Infine la Medea di cui ci parla la Gesmundo è la Medea di una disambientazione mirabile. E’ la Medea di Toni Morrison in “Amatissima” ( Beloved), una “black Medea”, una indomabile donna di colore che fa un suo percorso drammatico attraverso l’orrore della schiavitù e la forza dell’amore materno. Un capolavoro della letteratura americana di straordinaria intensità. La schiavitù era un inferno sulla terra all’epoca. In un’interessante intervista su You tube Toni Morrison ci dice che durante lo schiavismo americano le donne erano mercificate, oggettivizzate. Pur di non dare le proprie figlie come merce e come schiave, le madri preferivano ucciderle. Il figlicidio, è noto, nasce per varie ragioni pschiatriche. Ma Medea non lo fa per nessuna di queste ragioni, lei vendica nel corpo dei figli ciò che le viene tolto, è lucida, non è affatto pazza. Toni Morrison ( premio Nobel 1993) riprende la storia vera di Margaret Garner, schiava del Kentucky che uccise sua figlia e le recise la gola, pur di non vederla futura schiava. C’è Sethe, questa donna e c’è sua figlia Denver. All’improvviso bussa alla porta una ragazza che non ha un nome e che la madre accoglie come una figlia, sarà in realtà la sua “beloved”, la sua “amatissima”, la sua bambina che aveva ucciso e che riappare come un fantasma. Ma c’è qualcosa di non detto, che lo rende un po’ ghost story. Quando questo romanzo apparve sconvolse la realtà afroamericana che voleva dimenticare questa storia. Toni Morrison la riporta in vita e fa parlare quindi di una “Black Medea”.
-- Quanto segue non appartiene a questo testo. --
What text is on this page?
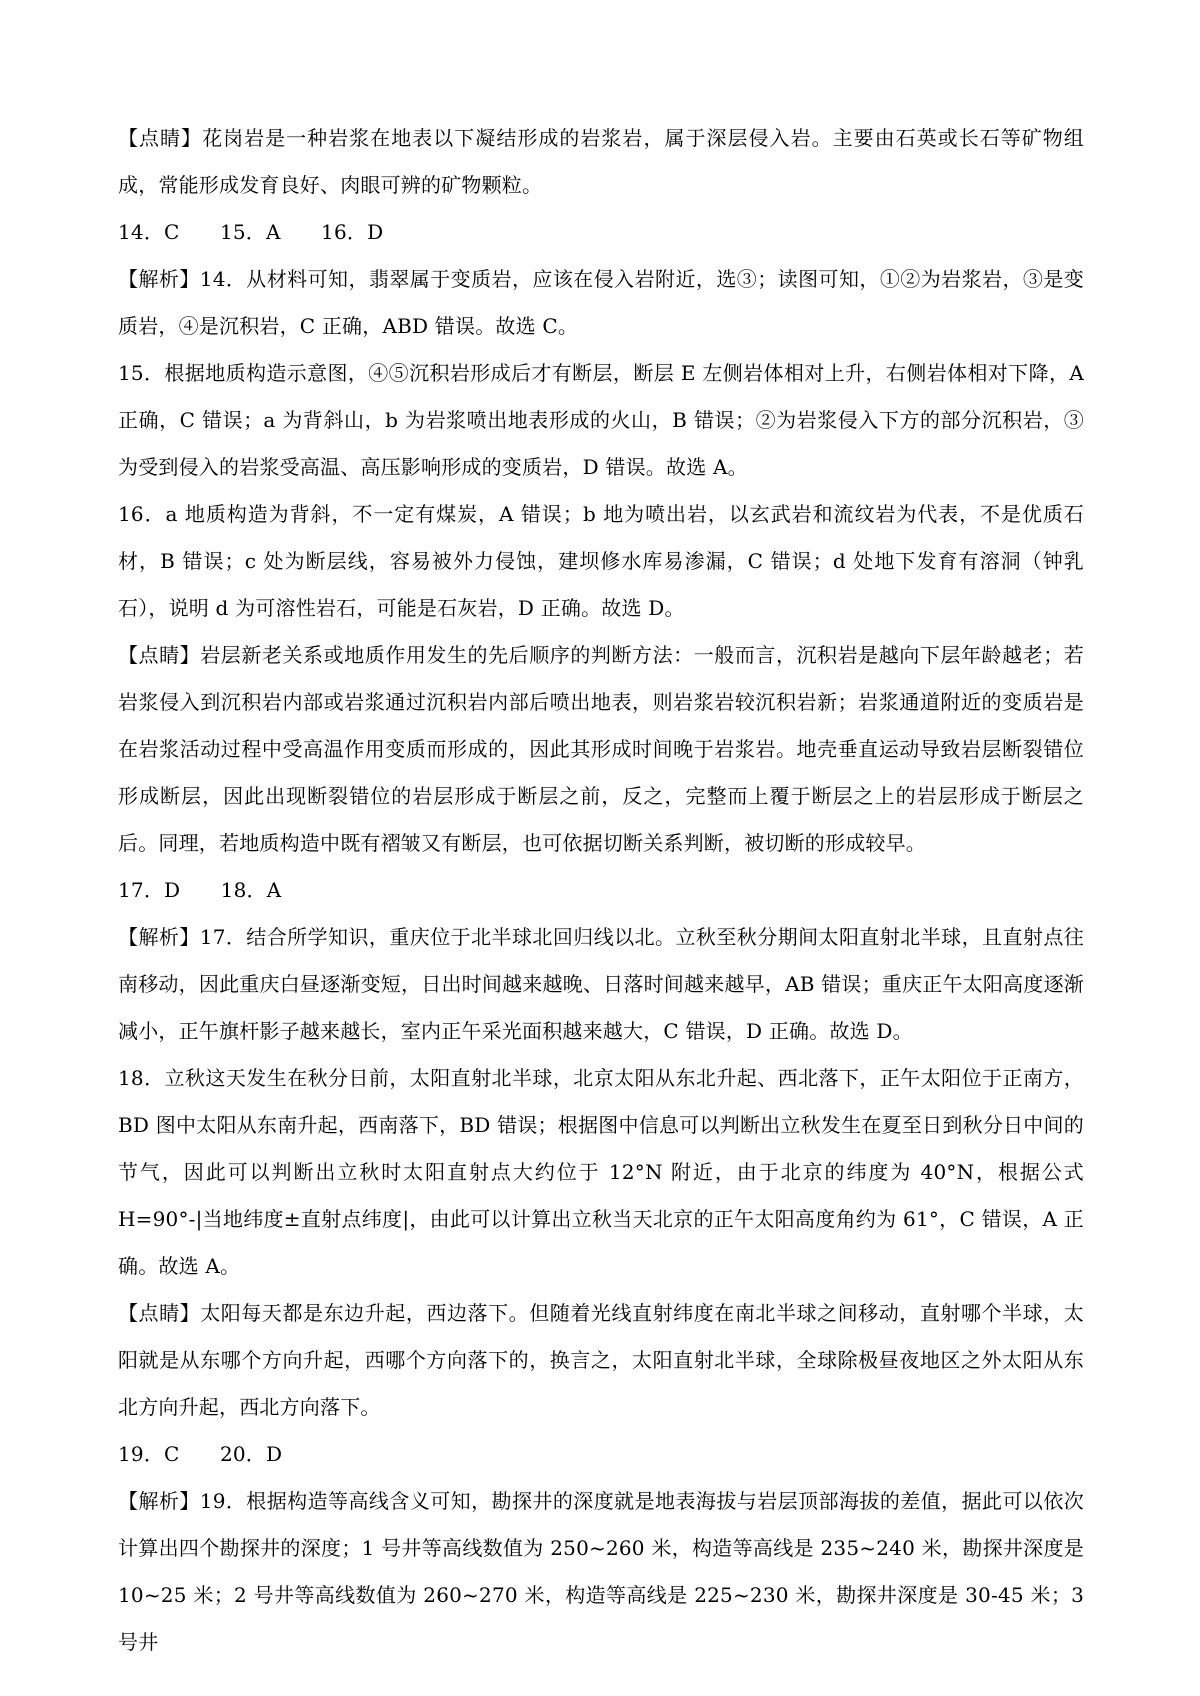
【点睛】花岗岩是一种岩浆在地表以下凝结形成的岩浆岩，属于深层侵入岩。主要由石英或长石等矿物组成，常能形成发育良好、肉眼可辨的矿物颗粒。

14．C　　15．A　　16．D

【解析】14．从材料可知，翡翠属于变质岩，应该在侵入岩附近，选③；读图可知，①②为岩浆岩，③是变质岩，④是沉积岩，C 正确，ABD 错误。故选 C。

15．根据地质构造示意图，④⑤沉积岩形成后才有断层，断层 E 左侧岩体相对上升，右侧岩体相对下降，A 正确，C 错误；a 为背斜山，b 为岩浆喷出地表形成的火山，B 错误；②为岩浆侵入下方的部分沉积岩，③为受到侵入的岩浆受高温、高压影响形成的变质岩，D 错误。故选 A。

16．a 地质构造为背斜，不一定有煤炭，A 错误；b 地为喷出岩，以玄武岩和流纹岩为代表，不是优质石材，B 错误；c 处为断层线，容易被外力侵蚀，建坝修水库易渗漏，C 错误；d 处地下发育有溶洞（钟乳石），说明 d 为可溶性岩石，可能是石灰岩，D 正确。故选 D。

【点睛】岩层新老关系或地质作用发生的先后顺序的判断方法：一般而言，沉积岩是越向下层年龄越老；若岩浆侵入到沉积岩内部或岩浆通过沉积岩内部后喷出地表，则岩浆岩较沉积岩新；岩浆通道附近的变质岩是在岩浆活动过程中受高温作用变质而形成的，因此其形成时间晚于岩浆岩。地壳垂直运动导致岩层断裂错位形成断层，因此出现断裂错位的岩层形成于断层之前，反之，完整而上覆于断层之上的岩层形成于断层之后。同理，若地质构造中既有褶皱又有断层，也可依据切断关系判断，被切断的形成较早。

17．D　　18．A

【解析】17．结合所学知识，重庆位于北半球北回归线以北。立秋至秋分期间太阳直射北半球，且直射点往南移动，因此重庆白昼逐渐变短，日出时间越来越晚、日落时间越来越早，AB 错误；重庆正午太阳高度逐渐减小，正午旗杆影子越来越长，室内正午采光面积越来越大，C 错误，D 正确。故选 D。

18．立秋这天发生在秋分日前，太阳直射北半球，北京太阳从东北升起、西北落下，正午太阳位于正南方，BD 图中太阳从东南升起，西南落下，BD 错误；根据图中信息可以判断出立秋发生在夏至日到秋分日中间的节气，因此可以判断出立秋时太阳直射点大约位于 12°N 附近，由于北京的纬度为 40°N，根据公式 H=90°-|当地纬度±直射点纬度|，由此可以计算出立秋当天北京的正午太阳高度角约为 61°，C 错误，A 正确。故选 A。

【点睛】太阳每天都是东边升起，西边落下。但随着光线直射纬度在南北半球之间移动，直射哪个半球，太阳就是从东哪个方向升起，西哪个方向落下的，换言之，太阳直射北半球，全球除极昼夜地区之外太阳从东北方向升起，西北方向落下。

19．C　　20．D

【解析】19．根据构造等高线含义可知，勘探井的深度就是地表海拔与岩层顶部海拔的差值，据此可以依次计算出四个勘探井的深度；1 号井等高线数值为 250~260 米，构造等高线是 235~240 米，勘探井深度是 10~25 米；2 号井等高线数值为 260~270 米，构造等高线是 225~230 米，勘探井深度是 30-45 米；3 号井
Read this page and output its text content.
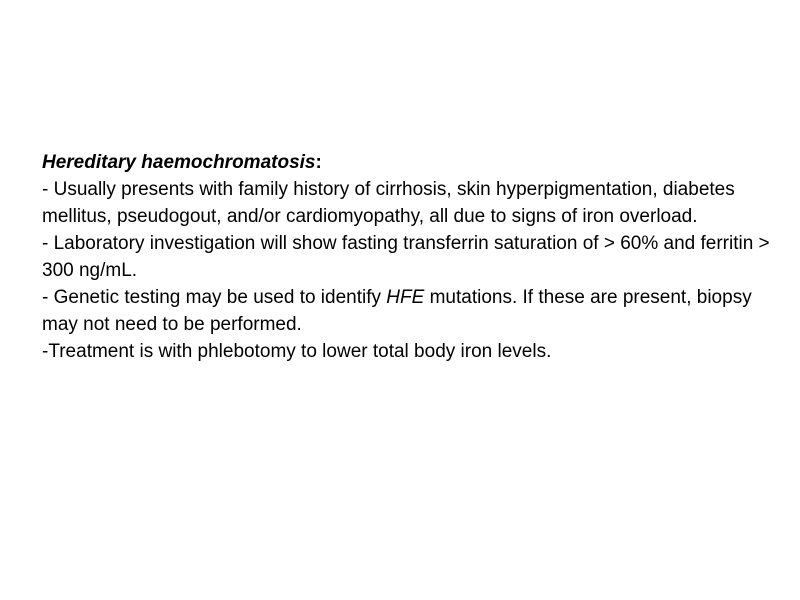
Hereditary haemochromatosis:

- Usually presents with family history of cirrhosis, skin hyperpigmentation, diabetes mellitus, pseudogout, and/or cardiomyopathy, all due to signs of iron overload.

- Laboratory investigation will show fasting transferrin saturation of > 60% and ferritin > 300 ng/mL.

- Genetic testing may be used to identify HFE mutations. If these are present, biopsy may not need to be performed.

-Treatment is with phlebotomy to lower total body iron levels.
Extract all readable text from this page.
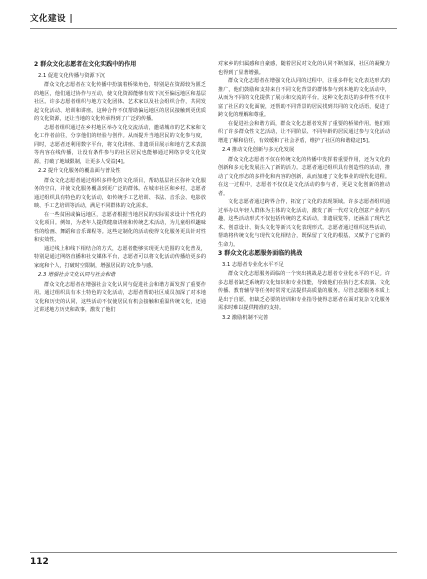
文化建设 |
2 群众文化志愿者在文化实践中的作用
2.1 促进文化传播与资源下沉

群众文化志愿者在文化传播中扮演着桥梁角色，特别是在资源较为匮乏的地区，他们通过协作与互动，使文化资源能够有效下沉至偏远地区和基层社区。许多志愿者组织与地方文化团体、艺术家以及社会组织合作，共同发起文化活动、培训和讲座。这种合作不仅帮助偏远地区的居民接触到更优质的文化资源，还让当地的文化传承得到了广泛的传播。

志愿者组织通过在乡村地区举办文化交流活动，邀请城市的艺术家和文化工作者前往，分享他们的经验与创作。从而提升当地居民的文化参与度，同时，志愿者还利用数字平台，将文化讲座、非遗项目展示和地方艺术表演等内容在线传播，让没有条件参与的社区居民也能够通过网络享受文化资源，打破了地域限制，让更多人受益[4]。

2.2 提升文化服务的覆盖面与普及性

群众文化志愿者通过组织多样化的文化项目，帮助基层社区弥补文化服务的空白，并使文化服务覆盖到更广泛的群体。在城市社区和乡村，志愿者通过组织具有特色的文化活动，如传统手工艺培训、书法、音乐会、电影放映、手工艺培训等活动，满足不同群体的文化需求。

在一些贫困或偏远地区，志愿者根据当地居民的实际需求设计个性化的文化项目。例如，为老年人提供健康讲座和传统艺术活动，为儿童组织趣味性的绘画、舞蹈和音乐课程等。这些定制化的活动使得文化服务更具针对性和实效性。

通过线上和线下相结合的方式，志愿者能够实现更大范围的文化普及，特别是通过网络直播和社交媒体平台，志愿者可以将文化活动传播给更多的家庭和个人，打破时空限制，增强居民的文化参与感。

2.3 增强社会文化认同与社会和谐

群众文化志愿者在增强社会文化认同与促进社会和谐方面发挥了重要作用。通过组织具有本土特色的文化活动，志愿者帮助社区成员加深了对本地文化和历史的认同，这些活动不仅使居民有机会接触和重温传统文化，还通过讲述地方历史和故事，激发了他们

对家乡的归属感和自豪感，随着居民对文化的认同不断加深，社区的凝聚力也得到了显著增强。

群众文化志愿者在增强文化认同的过程中，注重多样化文化表达形式的推广，他们鼓励和支持来自不同文化背景的群体参与到本地的文化活动中，从而为不同的文化提供了展示和交流的平台。这种文化表达的多样性不仅丰富了社区的文化面貌，还帮助不同背景的居民找到共同的文化话语，促进了跨文化的理解和尊重。

在促进社会和谐方面，群众文化志愿者发挥了重要的桥梁作用。他们组织了许多群众性文艺活动，让不同阶层、不同年龄的居民通过参与文化活动增进了解和信任，有效缓和了社会矛盾，维护了社区的和谐稳定[5]。

2.4 推动文化创新与多元化发展

群众文化志愿者不仅在传统文化的传播中发挥着重要作用，还为文化的创新和多元化发展注入了新的活力。志愿者通过组织具有创造性的活动，推动了文化形态的多样化和内容的创新，从而加速了文化事业的现代化进程。在这一过程中，志愿者不仅仅是文化活动的参与者，更是文化创新的推动者。

文化志愿者通过跨界合作，拓宽了文化的表现领域。许多志愿者组织通过举办以年轻人群体为主体的文化活动，激发了新一代对文化创意产业的兴趣，这些活动形式不仅包括传统的艺术活动，非遗展览等，还涵盖了现代艺术、创意设计、街头文化等新兴文化表现形式。志愿者通过组织这些活动，帮助将传统文化与现代文化相结合，既保留了文化的根基，又赋予了它新的生命力。

3 群众文化志愿服务面临的挑战
3.1 志愿者专业化水平不足

群众文化志愿服务面临的一个突出挑战是志愿者专业化水平的不足。许多志愿者缺乏系统的文化知识和专业技能，导致他们在执行艺术表演、文化传播、教育辅导等任务时常常无法提供高质量的服务。尽管志愿服务本质上是出于自愿，但缺乏必要的培训和专业指导使得志愿者在面对复杂文化服务需求时难以提供精准的支持。

3.2 激励机制不完善
112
Ogni Antigone, ogni Medea è figlia del suo tempo ed è qui l’universalità e la forza del mito. Rappresentano mille altre noi. L’ amore per le creature del mondo classico non può lasciarci perché ci interrogano sempre. Più le leggiamo, più le sentiamo come nostre sorelle. Le accettiamo per quelle che sono. Questa la conclusione coinvolgente e appassionante a cui ci ha condotto l’ incontro con i classici fatto questo pomeriggio con Tina Gesmundo. Ci ha portate per mano lungo il cammino di queste straordinarie donne del passato che ci restituiscono un dramma universale, con le loro passioni, la loro forza e le loro debolezze, facendole rivivere accanto a noi.